Edwardsville council rehashes new City Hall position
The Edwardsville City Council Monday approved its 2016 budget, but not before rehashing the need for a budgeted position at City Hall.
Michael Webb, city manager, told the council during a public hearing that there were no surprises, changes, or modifications from what the council had previously discussed, and the city’s property tax rate would not change. While some council members seemed uncomfortable including a full time customer service clerk whose duties had yet to be clearly defined, others reminded them of the need for Webb to perform more economic development duties.
“We aren’t saying city manager is going to be the end-all, be-all economic development person,” Councilman Jason Gillam said. “… But there are some low-hanging fruit opportunities. And it doesn’t do us any good to go out and attract the new, shiny thing if we don’t maintain what we have.”
The city plans to restructure positions in City Hall with the resignation of City Clerk Tamara Harris. Webb said he is currently interviewing candidates for a new position, a combination assistant to the city manager and city clerk.
The customer service clerk would help the city better spread out duties at City Hall and likely would take on some current city clerk duties. The position is budgeted at $56,652, but Webb reminded the council that this includes the highest level of benefits the city could offer — for example, if the person hired signs into the city’s health insurance for a family rather than just for themselves.
Councilmen Chuck Stites and Craig Crider asked staff to explain how the new position would affect the division of duties.
During a retreat in the spring, the council discussed the need for help in City Hall to free up Webb to work on economic development and business retention. On Monday, Gillam also reminded the council of the need for some redundancy so the city can continue to operate as normal even if a staff member is out sick or on vacation.
“We’ve also talked about a whole list of things we want to do as a community, and when I look at the team we have, we don’t really have the people to do all of those things,” Gillam said. “Today isn’t really to solve who is doing what, today is to set a max budget. We need to get a point with our city staff … we need some redundancy. It’s going to be painful when Tamara leaves.”

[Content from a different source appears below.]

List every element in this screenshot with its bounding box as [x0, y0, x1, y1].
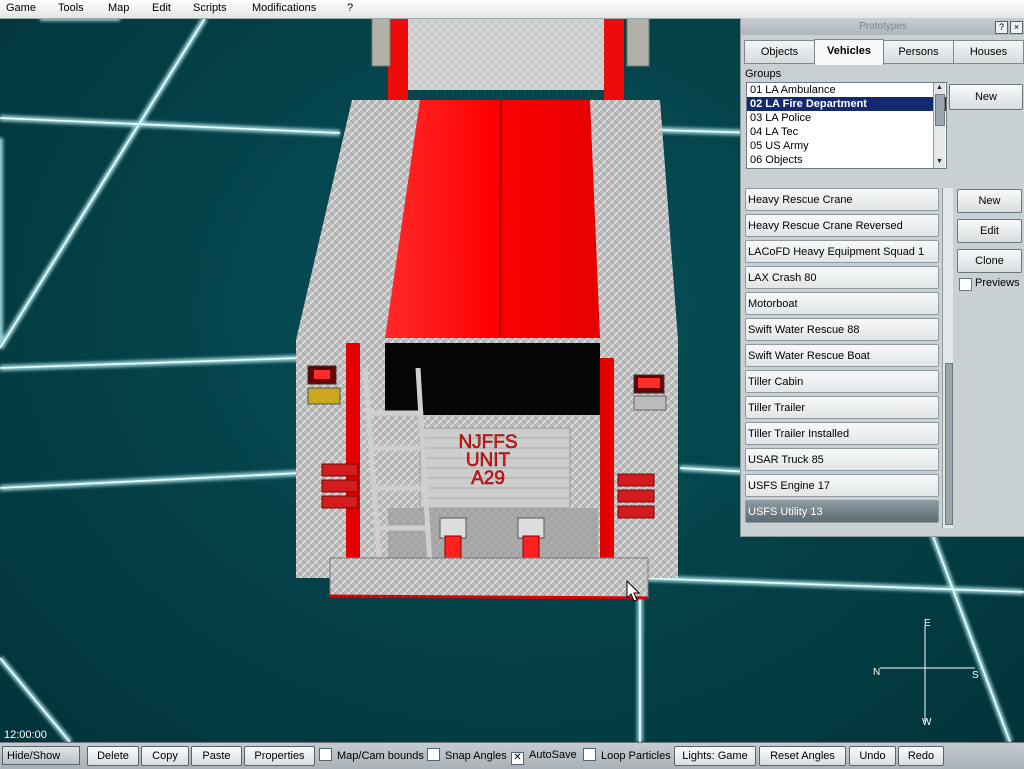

Other new items included in the budget are:
• A full-time police officer, to be hired in July 2016, $37,902
• Upgrading a part-time public works maintenance position to full-time, $34,164
• Pay adjustments for employees
• Increasing cemetery fund contributions by $15,000
• Acquiring additional parks mower, $12,000; new skid steer loader on four-year lease, $15,515; and a power cot for an ambulance, $12,000.
• Covered parking for police vehicles, $13,800
The budget calls for the city’s mill levy to remain at 47.367, though more revenues will be put into the debt service fund.
No members of the public spoke during the public hearing for the budget.
The budget shows the city will start with a $707,165 carryover from 2015 and end with $722,482 in cash reserves. Total expenditures for 2016, not including estimated delinquent taxes and the expected cash reserves, is $5,238,716.
The special sales tax that voters approved last year for fire/EMS, parks and roads is now estimated to raise at $307,361 for 2015, which is more than the budgeted $225,000. Expenditures for 2015 from the fund are planned at $169,170, so $138,191 will be carried over into 2016.
The 2016 budget estimates the special sales tax revenue $296,578 and plans expenditures of $230,088: $130,088 for Fire/EMS pumper, brush truck and extrication equipment, and $100,000 for street maintenance, which would leave $204,681 in the fund.
Webb warned the council that they may need to discuss using some of those funds for additional street maintenance.
At the end of the meeting, council members said all in all, they were very pleased with the budget. Gillam said he thought it included some items Edwardsville has been working toward for some time.
“We’re really taking those steps to bettering our community,” he said.
Councilman Chuck Adams agreed.
“We’re going into our 100th year with a momentum that we haven’t had in several years,” he said.
In other business, the council approved a preliminary plan and plat for Plaza West II, 11021 and 11041 Kaw Drive. An extension of the existing Plaza West development, he plan calls for four 6,000 square-foot buildings on 2.9 acres.
A final plat and site plan will need to be approved to begin construction; preliminary approval expires after a year. But Dan Foster of Schlagel & Associates said the developer, Dennis Hillhouse, is in talks with two potential occupants for the buildings, so construction should move forward quickly. The developer also has already installed sanitary sewer lines.